Die Debatte um das neue Milliarden-Budget der Europäischen Union geht in die nächste Runde. Nachdem bekannt wurde, dass Österreichs Beitrag zum EU-Haushalt laut aktuellen Plänen deutlich steigen könnte, meldet sich nun Bundeskanzler Christian Stocker mit scharfer Kritik zu Wort.

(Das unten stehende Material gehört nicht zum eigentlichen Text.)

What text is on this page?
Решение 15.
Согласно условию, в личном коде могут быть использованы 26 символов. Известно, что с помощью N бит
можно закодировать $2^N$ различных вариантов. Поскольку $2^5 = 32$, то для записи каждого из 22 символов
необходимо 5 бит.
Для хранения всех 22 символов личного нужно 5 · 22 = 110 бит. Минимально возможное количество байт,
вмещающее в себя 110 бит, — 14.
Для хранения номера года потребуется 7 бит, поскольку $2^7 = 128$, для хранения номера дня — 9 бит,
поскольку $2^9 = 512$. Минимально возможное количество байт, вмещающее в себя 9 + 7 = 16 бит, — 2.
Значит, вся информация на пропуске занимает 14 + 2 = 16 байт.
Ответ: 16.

"Ich möchte nicht um den heißen Brei herumreden: Dieser Vorschlag ist für uns absolut inakzeptabel", erklärte der Kanzler am Mittwoch. "Ich kann und will den Menschen in Österreich nicht erklären, dass in Brüssel der teuerste Haushaltsplan aller Zeiten diskutiert wird, während wir in Österreich unseren Gürtel enger schnallen müssen", so Stocker.
Der Kanzler verweist dabei auch auf ein Treffen mit mehreren gleichgesinnten Regierungschefs aus Deutschland, den Niederlanden, Finnland, Dänemark und Schweden, das Freitagfrüh stattfand. Dort habe es breite Einigkeit gegeben, dass der aktuelle Vorschlag der EU-Kommission zu weit gehe.
Stocker formulierte drei zentrale Forderungen Österreichs: Das Gesamtvolumen des neuen Finanzrahmens müsse deutlich sinken, Österreich bestehe auch nach 2027 auf seinem Beitragsrabatt und die Finanzierung für Landwirtschaft sowie Regionen müsse abgesichert werden.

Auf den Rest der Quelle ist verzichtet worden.